Twenty-seven African-American men from Susquehanna University and the surrounding community are featured in a photographic exhibit that opens tonight at the Lore Degenstein Gallery.

"We're trying to give an unrepresented genre" public attention, said gallery director Dan Olivetti of the "Sons, Seeing the Modern African American Male" exhibit. "We hope it evokes an emotional response and has an impact."

Charlotte, N.C. artist Jerry Taliaferro photographed and videotaped each of the men for the collection featuring black and white, and color photos representing how they feel they are perceived and how they view themselves, as well as video clips of each speaking about their hopes, fears and defining experiences regarding race.

One of the men said he hadn't seriously considered his race until he arrived on the rural campus, Olivetti said.

Taliaferro said his aim with this project work is to "give you pause" when you meet someone and not cling to perceptions.

The exhibition begins with black and white portraits of each man, followed by color photographs that include props each have selected to identify themselves.

"It's not a black or white thing, it's a human thing," said Taliaferro. "Who do you see when you look at me? We all make snap decisions and this (exhibit) is set to mimic that."

Exhibition co-curator Harvey Edwards also took part in the exhibition.

"It seems like it's the right time in this moment of history when Americans are being vilified because of the color of their skin," he said.

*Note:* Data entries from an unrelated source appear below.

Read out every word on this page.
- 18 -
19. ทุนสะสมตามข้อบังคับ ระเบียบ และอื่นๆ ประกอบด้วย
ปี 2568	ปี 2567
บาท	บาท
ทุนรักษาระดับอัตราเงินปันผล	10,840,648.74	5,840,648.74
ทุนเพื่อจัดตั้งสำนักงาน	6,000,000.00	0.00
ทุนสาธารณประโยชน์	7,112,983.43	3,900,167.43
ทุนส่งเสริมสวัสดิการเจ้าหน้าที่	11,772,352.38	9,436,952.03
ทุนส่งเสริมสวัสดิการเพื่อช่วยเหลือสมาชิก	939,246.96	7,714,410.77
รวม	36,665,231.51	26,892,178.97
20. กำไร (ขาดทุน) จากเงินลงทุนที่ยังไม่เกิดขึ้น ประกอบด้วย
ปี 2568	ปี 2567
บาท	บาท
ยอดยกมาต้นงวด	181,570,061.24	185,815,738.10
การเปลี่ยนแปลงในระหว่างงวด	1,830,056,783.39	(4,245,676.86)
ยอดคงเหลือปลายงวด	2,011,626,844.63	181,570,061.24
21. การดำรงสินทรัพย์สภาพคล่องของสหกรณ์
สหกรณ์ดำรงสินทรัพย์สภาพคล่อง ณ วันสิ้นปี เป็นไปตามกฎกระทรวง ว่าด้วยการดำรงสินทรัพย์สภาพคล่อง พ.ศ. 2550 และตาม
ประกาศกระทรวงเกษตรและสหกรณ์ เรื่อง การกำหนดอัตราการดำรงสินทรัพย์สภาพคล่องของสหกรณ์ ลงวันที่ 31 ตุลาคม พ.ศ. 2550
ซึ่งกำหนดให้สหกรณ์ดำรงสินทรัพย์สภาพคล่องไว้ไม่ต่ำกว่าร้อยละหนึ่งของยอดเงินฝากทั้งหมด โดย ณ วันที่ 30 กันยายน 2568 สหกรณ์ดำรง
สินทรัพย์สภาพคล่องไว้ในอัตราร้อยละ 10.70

For his color photograph, Edwards, an adjunct professor of English at SU, held a copy of "Invisible Man" by Ralph Ellison.

Richard Alexander, an associate head coach at Bucknell University, is also featured in the exhibit.

His wife, Monique Alexander, was included in a similar project by Taliaferro that was held at the university nine years ago.

"She enjoyed it," he said, of his willingness to take part. "Certainly anything that can spark productive conversation is a good thing."

Alexander said he plans to bring his children, ages 9 and 5, to tonight's opening public reception which will be held from 7 p.m. to 9 p.m.

"Definitely being a person of color it's nice for (my children) to see other people of color," he said.

The exhibit will be at the gallery through March 1.